Paclitaxel veroorzaakt haaruitval: dit effect wordt manifest 3 weken na toediening van het geneesmiddel en houdt over het algemeen aan gedurende de hele behandeling, waarbij haargroei wordt waargenomen binnen 3 tot 6 maanden na stopzetting van paclitaxel. Hoewel het bijna altijd omkeerbaar is, is haaruitval een van de belangrijkste redenen gegeven voor verminderde kwaliteit van leven door vrouwen behandeld met het carboplatine/paclitaxel regime. De late Syd Salmon introduceerde cold caps in de jaren 1970 toen doxorubicine werd opgenomen in het borstkankerarmamentarium. Koude caps werken door de temperatuur aan de hoofdhuid te verlagen; de resulterende vasoconstrictie en vermindering van het haarfollikelmetabolisme verminderen de effecten van paclitaxel op de haarfollikels. Hoewel de resultaten variëren, toonde een groot nationaal register in Nederland aan dat tot 50% van de scalp-gekoelde patiënten geen hoofddeksel droeg tijdens hun laatste taxane chemotherapiesessie.carboplatine werd in het begin van de jaren tachtig ontwikkeld om enkele ernstige toxiciteiten van cisplatine te overwinnen. Het verlaagde duidelijk het potentieel voor nefrotoxiciteit, ototoxiciteit, en hyperemesis gezien met cisplatine. Bij het testen door Bristol-Myers Squibb was carboplatine het enige platina onder een dozijn nonnephrotoxische analogen die geen braken veroorzaakten bij toediening aan fretten. Latere preklinische studies (bij ratten) van platinums en hun interactie met membraaneigen organische kationentransporter 2 (OCT2) toonden duidelijk aan dat carboplatine-in tegenstelling tot cisplatine-slechts minimaal interageert met OCT2 aanwezig in de niertubuli en het slakkenhuis. Men kan patiënten over het algemeen geruststellen over het lage risico van nefrotoxiciteit, ototoxiciteit, en hyperemesis met carboplatine, terwijl aan de andere kant de nadruk legt op zijn hematologische toxiciteiten. Men moet echter benadrukken (zoals eerder opgemerkt) dat trombocytopenie de beste indicator is van de effecten van carboplatine; dit is niet alleen aangetoond door klinische studies, maar ook door Bristol-Myers Squibb databases. Een ander belangrijk voordeel van carboplatine over cisplatine, anders dan het gunstige nonmarrow-orgaantoxiciteitsspectrum, is de veel grotere voorspelbaarheid van de farmacodynamische effecten van eerstgenoemde.

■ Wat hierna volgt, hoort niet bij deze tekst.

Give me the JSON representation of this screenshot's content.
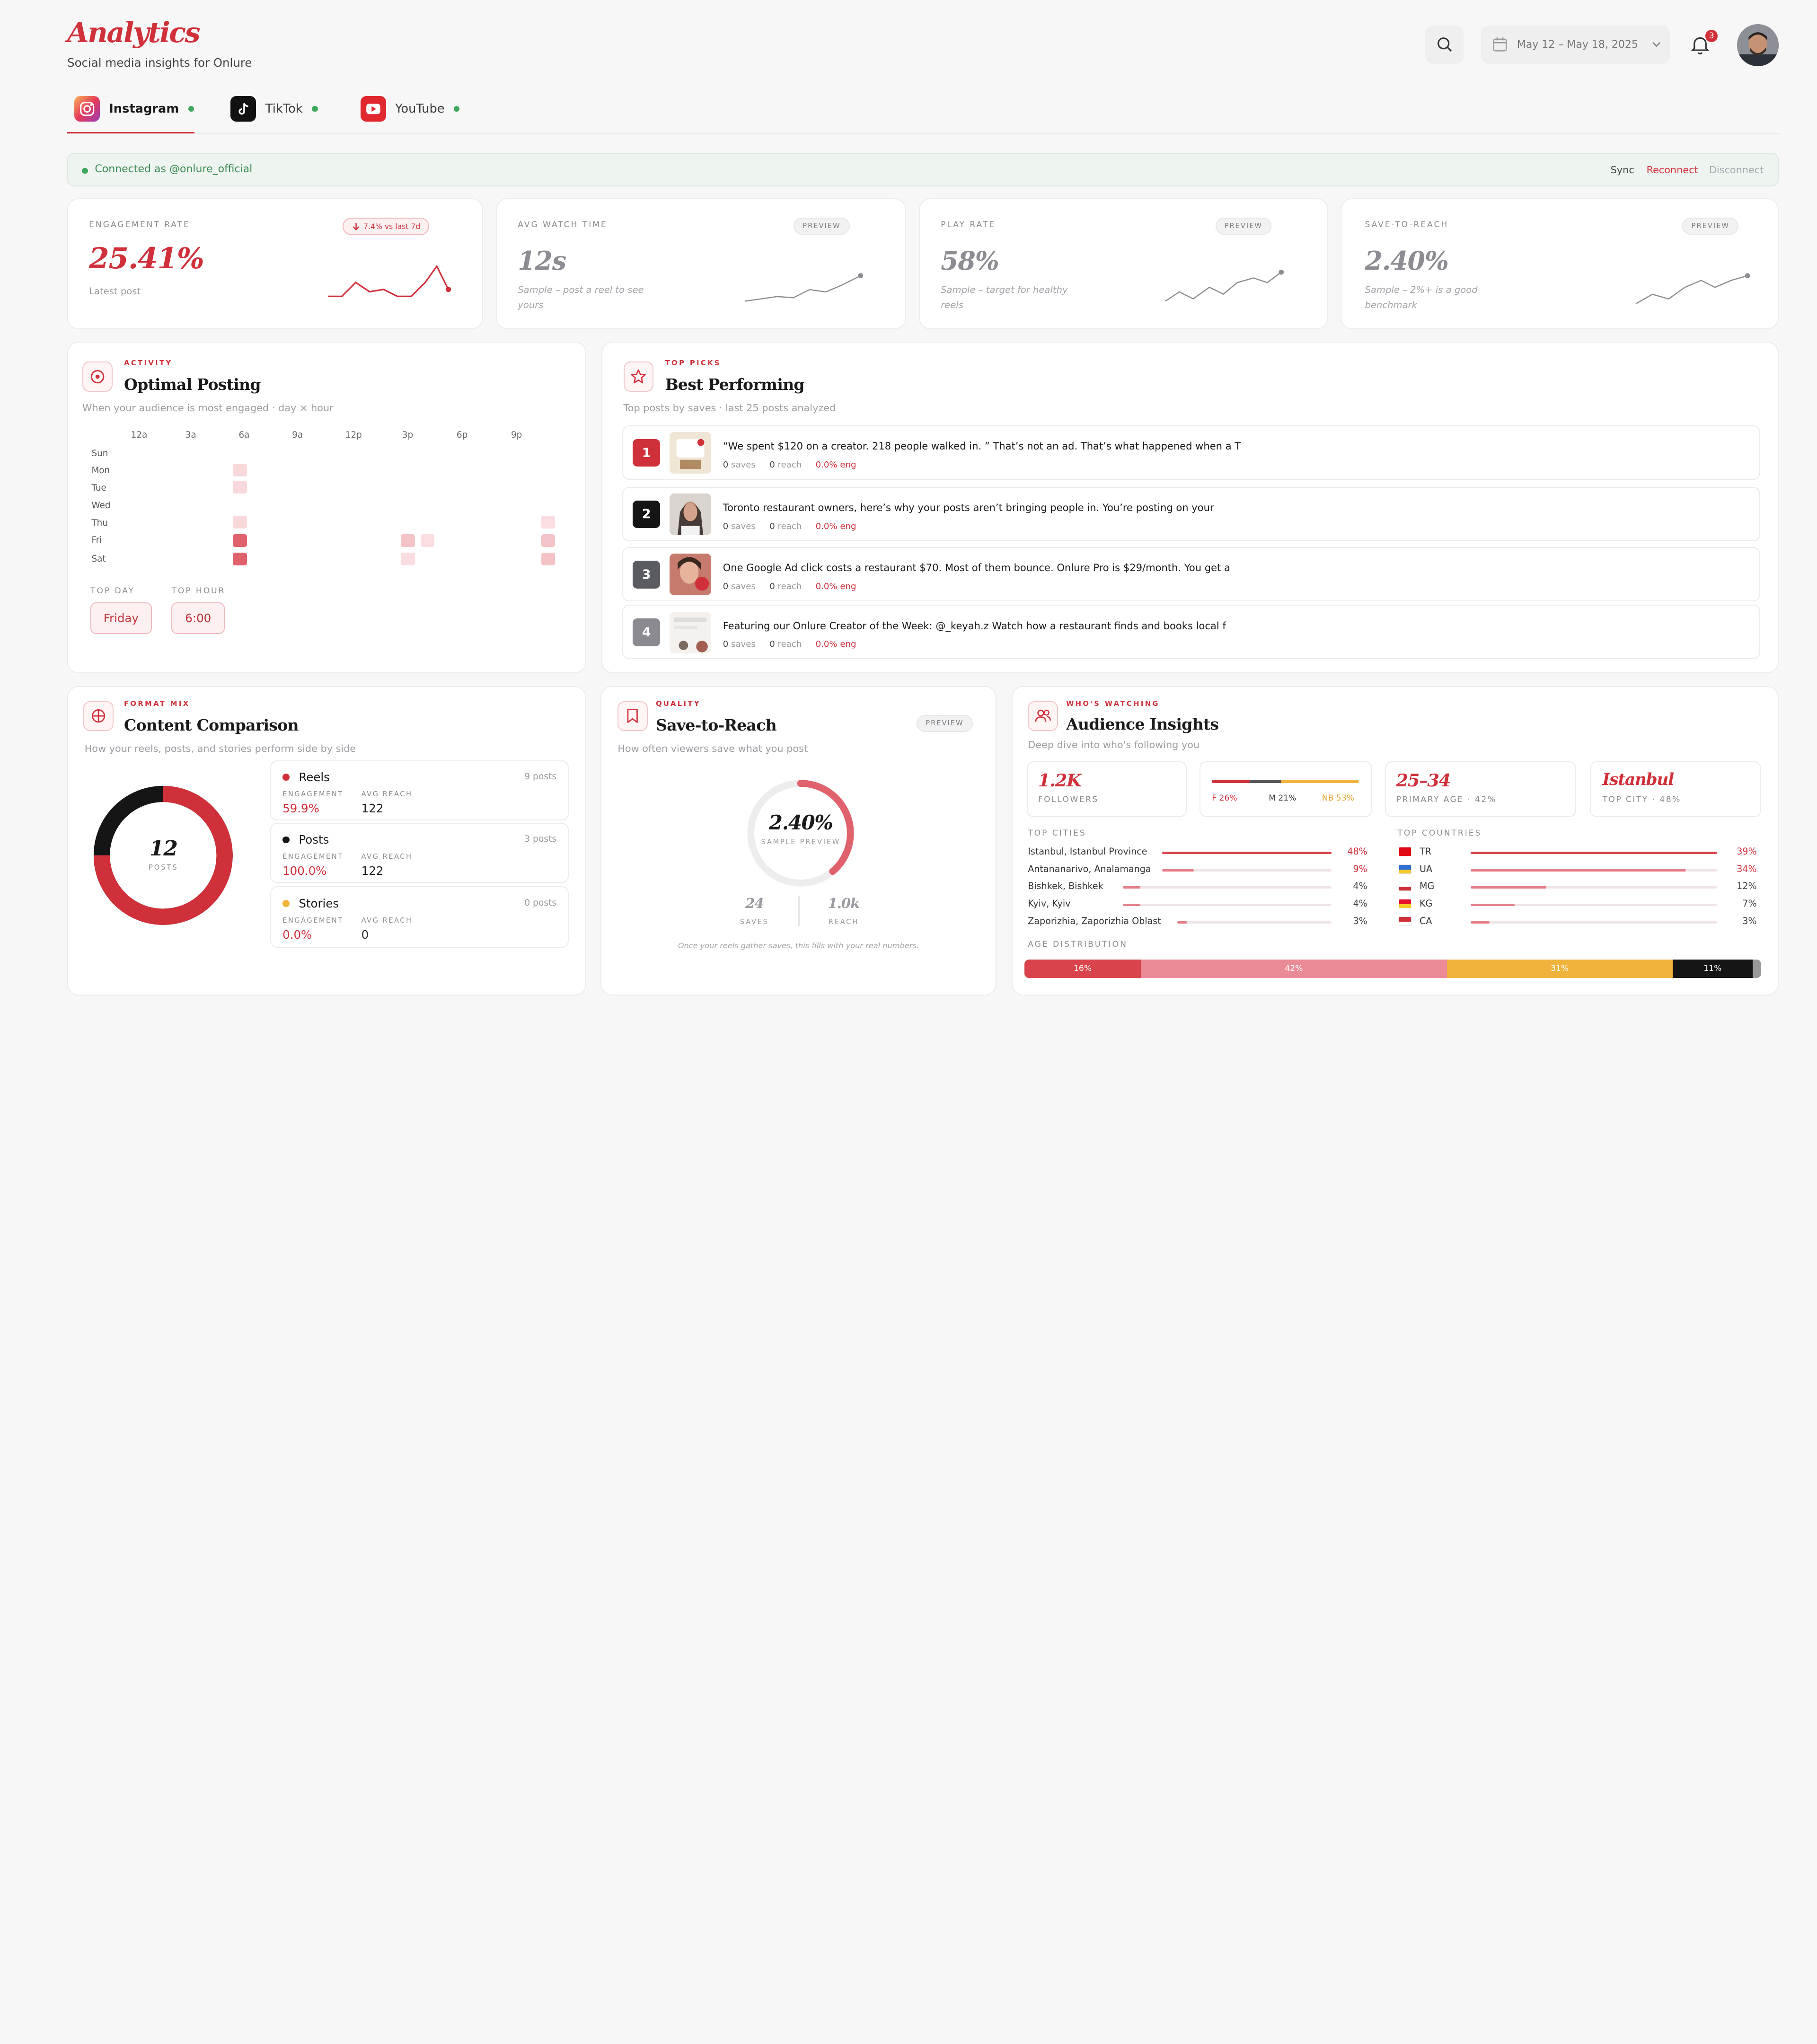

Het is van cruciaal belang om tijd met de patiënt door te brengen en persoonlijk de verwachte bijwerkingen van de behandeling te bekijken. Gedrukte informatie, hoewel potentieel nuttig als een bron, als niet direct besproken in het begin, kan onnodige angsten te bevorderen en kan niet voldoende benadrukken wat te verwachten.

andere aanbevolen praktijken bij de behandeling met carboplatine/Paclitaxel

hoewel carboplatine/paclitaxel een vrij eenvoudig doublet is om toe te dienen, dient men de mogelijkheid van problemen als gevolg van comorbiditeiten en gevorderde kankerpresentaties niet te onderschatten. Het is belangrijk om aandacht te besteden aan de details van de geschiedenis van een patiënt om haar te helpen door het vereiste aantal cycli.

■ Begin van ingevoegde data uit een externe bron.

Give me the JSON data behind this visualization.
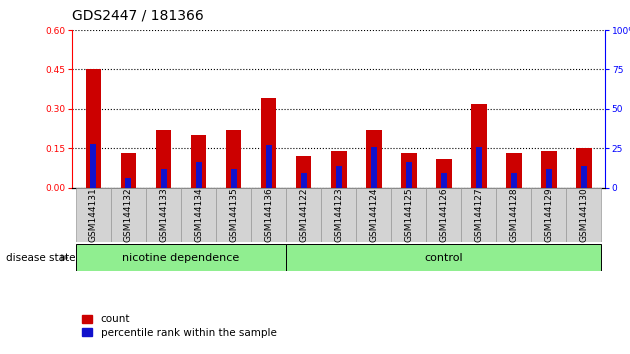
{
  "title": "GDS2447 / 181366",
  "samples": [
    "GSM144131",
    "GSM144132",
    "GSM144133",
    "GSM144134",
    "GSM144135",
    "GSM144136",
    "GSM144122",
    "GSM144123",
    "GSM144124",
    "GSM144125",
    "GSM144126",
    "GSM144127",
    "GSM144128",
    "GSM144129",
    "GSM144130"
  ],
  "count_values": [
    0.45,
    0.13,
    0.22,
    0.2,
    0.22,
    0.34,
    0.12,
    0.14,
    0.22,
    0.13,
    0.11,
    0.32,
    0.13,
    0.14,
    0.15
  ],
  "percentile_values": [
    28,
    6,
    12,
    16,
    12,
    27,
    9,
    14,
    26,
    16,
    9,
    26,
    9,
    12,
    14
  ],
  "groups": [
    {
      "label": "nicotine dependence",
      "start": 0,
      "end": 6,
      "color": "#90EE90"
    },
    {
      "label": "control",
      "start": 6,
      "end": 15,
      "color": "#90EE90"
    }
  ],
  "group_divider": 6,
  "left_ylim": [
    0,
    0.6
  ],
  "left_yticks": [
    0,
    0.15,
    0.3,
    0.45,
    0.6
  ],
  "right_ylim": [
    0,
    100
  ],
  "right_yticks": [
    0,
    25,
    50,
    75,
    100
  ],
  "bar_color": "#CC0000",
  "percentile_color": "#1111CC",
  "bar_width": 0.45,
  "grid_color": "black",
  "disease_state_label": "disease state",
  "legend_count": "count",
  "legend_percentile": "percentile rank within the sample",
  "title_fontsize": 10,
  "tick_fontsize": 6.5,
  "label_fontsize": 8
}
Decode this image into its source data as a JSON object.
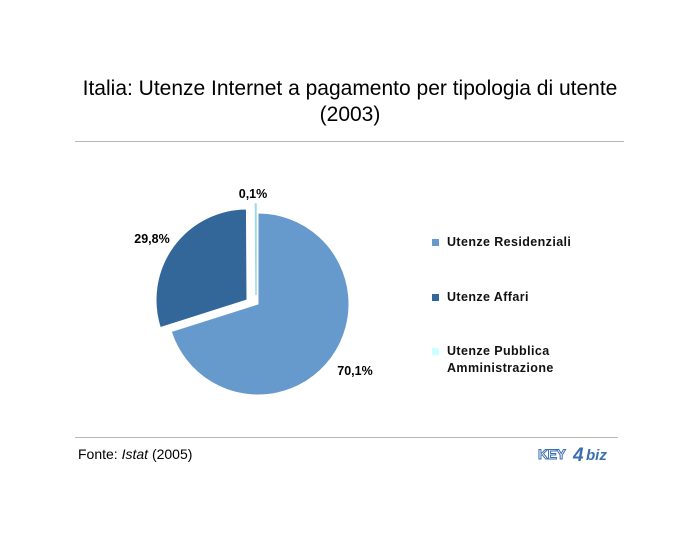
{
  "title_line1": "Italia: Utenze Internet a pagamento per tipologia di utente",
  "title_line2": "(2003)",
  "chart_data": {
    "type": "pie",
    "title": "Italia: Utenze Internet a pagamento per tipologia di utente (2003)",
    "slices": [
      {
        "name": "Utenze Residenziali",
        "value": 70.1,
        "label": "70,1%",
        "color": "#6699cc"
      },
      {
        "name": "Utenze Affari",
        "value": 29.8,
        "label": "29,8%",
        "color": "#336699"
      },
      {
        "name": "Utenze Pubblica Amministrazione",
        "value": 0.1,
        "label": "0,1%",
        "color": "#ccffff"
      }
    ],
    "legend_position": "right"
  },
  "legend": {
    "items": [
      {
        "label": "Utenze Residenziali",
        "color": "#6699cc"
      },
      {
        "label": "Utenze Affari",
        "color": "#336699"
      },
      {
        "label": "Utenze Pubblica Amministrazione",
        "color": "#ccffff"
      }
    ]
  },
  "source": {
    "prefix": "Fonte: ",
    "name": "Istat",
    "suffix": " (2005)"
  },
  "logo": {
    "text_left": "KEY",
    "text_mid": "4",
    "text_right": "biz",
    "color": "#3a6fb0"
  }
}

voordat met de behandeling wordt begonnen, dient men na te gaan of corticosteroïden gecontra-indiceerd zijn (bijvoorbeeld bij patiënten met actieve hepatitis, ongecontroleerde diabetes of psychoses). Vervanging van paclitaxel door nab-paclitaxel dient te worden overwogen (maar is afhankelijk van de toegang tot deze formulering van het geneesmiddel). Het gebruik van nab-paclitaxel overwint ook problemen met veneuze toegang en maakt het vaak onnodig om centrale veneuze lijnen te gebruiken om 6 cycli carboplatine/paclitaxel af te leveren.

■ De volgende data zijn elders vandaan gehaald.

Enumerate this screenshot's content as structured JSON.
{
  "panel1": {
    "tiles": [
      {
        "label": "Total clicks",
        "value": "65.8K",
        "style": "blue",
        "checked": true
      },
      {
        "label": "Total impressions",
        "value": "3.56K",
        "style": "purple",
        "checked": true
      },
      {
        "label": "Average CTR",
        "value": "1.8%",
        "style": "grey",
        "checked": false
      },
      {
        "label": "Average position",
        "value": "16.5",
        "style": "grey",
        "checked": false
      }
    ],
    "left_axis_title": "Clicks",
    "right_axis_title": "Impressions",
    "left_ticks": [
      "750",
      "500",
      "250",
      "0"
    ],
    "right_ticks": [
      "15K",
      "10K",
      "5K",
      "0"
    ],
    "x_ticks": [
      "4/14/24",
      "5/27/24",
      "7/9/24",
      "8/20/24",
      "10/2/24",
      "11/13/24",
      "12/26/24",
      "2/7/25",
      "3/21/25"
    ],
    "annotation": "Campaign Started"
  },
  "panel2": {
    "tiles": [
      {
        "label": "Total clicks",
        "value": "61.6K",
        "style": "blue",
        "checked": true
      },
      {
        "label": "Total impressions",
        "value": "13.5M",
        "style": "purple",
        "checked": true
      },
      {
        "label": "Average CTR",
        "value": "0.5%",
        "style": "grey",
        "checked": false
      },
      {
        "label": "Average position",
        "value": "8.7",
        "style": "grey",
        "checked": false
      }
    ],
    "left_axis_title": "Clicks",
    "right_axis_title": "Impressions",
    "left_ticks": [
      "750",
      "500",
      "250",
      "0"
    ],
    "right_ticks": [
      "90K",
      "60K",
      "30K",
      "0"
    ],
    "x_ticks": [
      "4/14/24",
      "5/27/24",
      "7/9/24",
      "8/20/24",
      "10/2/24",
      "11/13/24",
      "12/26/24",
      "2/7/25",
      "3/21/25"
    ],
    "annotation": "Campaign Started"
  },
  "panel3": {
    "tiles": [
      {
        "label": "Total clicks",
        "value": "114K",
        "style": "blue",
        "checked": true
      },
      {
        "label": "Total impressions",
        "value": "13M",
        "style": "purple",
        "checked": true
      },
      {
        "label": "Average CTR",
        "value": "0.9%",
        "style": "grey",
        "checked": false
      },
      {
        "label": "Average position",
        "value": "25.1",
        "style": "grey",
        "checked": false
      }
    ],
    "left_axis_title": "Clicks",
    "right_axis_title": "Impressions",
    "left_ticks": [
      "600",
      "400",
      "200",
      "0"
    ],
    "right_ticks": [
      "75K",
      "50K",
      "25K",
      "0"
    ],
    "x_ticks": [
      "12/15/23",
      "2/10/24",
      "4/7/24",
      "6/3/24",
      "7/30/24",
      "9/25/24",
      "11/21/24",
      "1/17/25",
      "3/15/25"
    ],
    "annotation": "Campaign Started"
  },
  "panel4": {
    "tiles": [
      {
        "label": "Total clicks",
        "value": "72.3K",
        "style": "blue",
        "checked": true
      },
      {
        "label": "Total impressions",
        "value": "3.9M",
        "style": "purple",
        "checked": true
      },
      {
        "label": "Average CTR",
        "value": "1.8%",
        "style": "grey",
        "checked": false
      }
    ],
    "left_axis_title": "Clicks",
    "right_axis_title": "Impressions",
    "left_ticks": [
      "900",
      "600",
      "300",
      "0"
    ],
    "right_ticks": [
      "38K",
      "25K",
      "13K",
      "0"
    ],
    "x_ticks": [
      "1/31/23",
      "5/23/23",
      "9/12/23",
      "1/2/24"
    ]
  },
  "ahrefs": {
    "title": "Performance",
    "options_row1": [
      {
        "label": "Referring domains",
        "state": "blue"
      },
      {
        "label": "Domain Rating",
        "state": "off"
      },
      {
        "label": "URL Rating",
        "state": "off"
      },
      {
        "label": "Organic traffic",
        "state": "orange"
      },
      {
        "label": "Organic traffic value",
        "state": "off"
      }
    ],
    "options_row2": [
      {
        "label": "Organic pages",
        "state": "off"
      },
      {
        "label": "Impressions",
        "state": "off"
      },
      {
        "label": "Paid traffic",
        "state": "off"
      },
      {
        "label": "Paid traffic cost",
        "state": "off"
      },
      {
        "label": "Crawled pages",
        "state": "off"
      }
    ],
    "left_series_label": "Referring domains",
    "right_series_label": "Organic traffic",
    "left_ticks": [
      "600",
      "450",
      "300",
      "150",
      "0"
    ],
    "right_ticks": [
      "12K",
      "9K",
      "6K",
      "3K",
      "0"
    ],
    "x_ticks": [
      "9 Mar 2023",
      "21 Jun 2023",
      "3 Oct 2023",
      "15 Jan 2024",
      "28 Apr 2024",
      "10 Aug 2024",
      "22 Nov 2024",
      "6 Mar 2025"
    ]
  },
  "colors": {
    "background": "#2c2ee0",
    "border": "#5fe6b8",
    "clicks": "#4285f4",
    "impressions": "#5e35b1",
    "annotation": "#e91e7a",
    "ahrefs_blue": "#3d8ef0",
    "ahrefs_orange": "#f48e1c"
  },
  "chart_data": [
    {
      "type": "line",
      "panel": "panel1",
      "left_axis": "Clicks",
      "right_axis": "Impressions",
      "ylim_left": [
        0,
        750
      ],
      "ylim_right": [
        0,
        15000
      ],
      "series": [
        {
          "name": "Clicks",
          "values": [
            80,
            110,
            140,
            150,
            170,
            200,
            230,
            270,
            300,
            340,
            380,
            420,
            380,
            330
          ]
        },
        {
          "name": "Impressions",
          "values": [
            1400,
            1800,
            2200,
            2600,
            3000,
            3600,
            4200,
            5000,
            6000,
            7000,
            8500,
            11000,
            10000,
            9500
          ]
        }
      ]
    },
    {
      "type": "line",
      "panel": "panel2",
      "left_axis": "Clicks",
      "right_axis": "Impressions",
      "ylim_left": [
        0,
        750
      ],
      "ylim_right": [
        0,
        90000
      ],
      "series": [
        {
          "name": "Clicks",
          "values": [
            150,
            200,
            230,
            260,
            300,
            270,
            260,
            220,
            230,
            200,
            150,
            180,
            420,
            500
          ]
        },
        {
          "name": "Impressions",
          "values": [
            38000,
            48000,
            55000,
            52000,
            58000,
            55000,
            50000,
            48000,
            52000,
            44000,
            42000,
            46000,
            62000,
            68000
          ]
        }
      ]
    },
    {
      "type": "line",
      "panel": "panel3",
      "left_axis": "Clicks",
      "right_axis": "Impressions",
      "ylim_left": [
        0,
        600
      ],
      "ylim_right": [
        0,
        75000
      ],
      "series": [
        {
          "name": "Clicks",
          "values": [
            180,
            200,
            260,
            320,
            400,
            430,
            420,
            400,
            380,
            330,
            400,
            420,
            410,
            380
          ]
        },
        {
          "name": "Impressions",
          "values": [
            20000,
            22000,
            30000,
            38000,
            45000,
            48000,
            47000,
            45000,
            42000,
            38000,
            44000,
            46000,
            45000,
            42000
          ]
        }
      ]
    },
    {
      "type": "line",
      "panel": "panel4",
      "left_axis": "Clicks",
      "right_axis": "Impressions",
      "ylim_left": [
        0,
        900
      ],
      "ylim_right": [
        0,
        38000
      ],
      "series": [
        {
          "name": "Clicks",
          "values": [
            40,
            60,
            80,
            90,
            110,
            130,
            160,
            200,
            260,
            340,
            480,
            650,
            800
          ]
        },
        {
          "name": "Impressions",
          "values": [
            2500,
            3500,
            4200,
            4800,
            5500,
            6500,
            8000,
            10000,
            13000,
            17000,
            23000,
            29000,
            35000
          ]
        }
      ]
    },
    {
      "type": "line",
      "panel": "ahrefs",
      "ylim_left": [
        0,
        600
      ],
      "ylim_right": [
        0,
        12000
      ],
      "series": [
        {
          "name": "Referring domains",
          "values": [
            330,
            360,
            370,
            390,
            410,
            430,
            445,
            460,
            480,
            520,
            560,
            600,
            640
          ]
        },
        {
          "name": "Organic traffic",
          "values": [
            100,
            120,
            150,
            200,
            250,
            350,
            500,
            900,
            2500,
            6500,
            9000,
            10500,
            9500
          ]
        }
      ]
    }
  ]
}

het doornemen van een patiëntenlijst van geneesmiddelen met het oog op het stoppen of vervangen van geneesmiddelen die mogelijk problemen kunnen veroorzaken, kan nuttig zijn. Mogelijke probleemmedicijnen zijn aspirine en diuretica. Aspirine kan onnodig verhogen het risico van gastritis en bloeden, en kan leiden tot onnodige workup en, in de instelling van een lager hemoglobine niveau, onnodige zorgen over buikpijn gecompliceerd door behandeling-gerelateerde bloedarmoede. Vervang indien mogelijk andere klassen van antihypertensiva voor diuretica, of overweeg Intermitterend gebruik van lisdiuretica. Het is ook verstandig om patiënten te adviseren om het aantal pillen dat ze nemen te verminderen, omdat elke tablet of capsule inname braken kan veroorzaken. Sommige van deze praktijken zijn overdrachten van cisplatin dagen, toen elektrolytenonevenwichtigheden gemeenschappelijk waren, maar zij zijn tot op zekere hoogte op carboplatine van toepassing.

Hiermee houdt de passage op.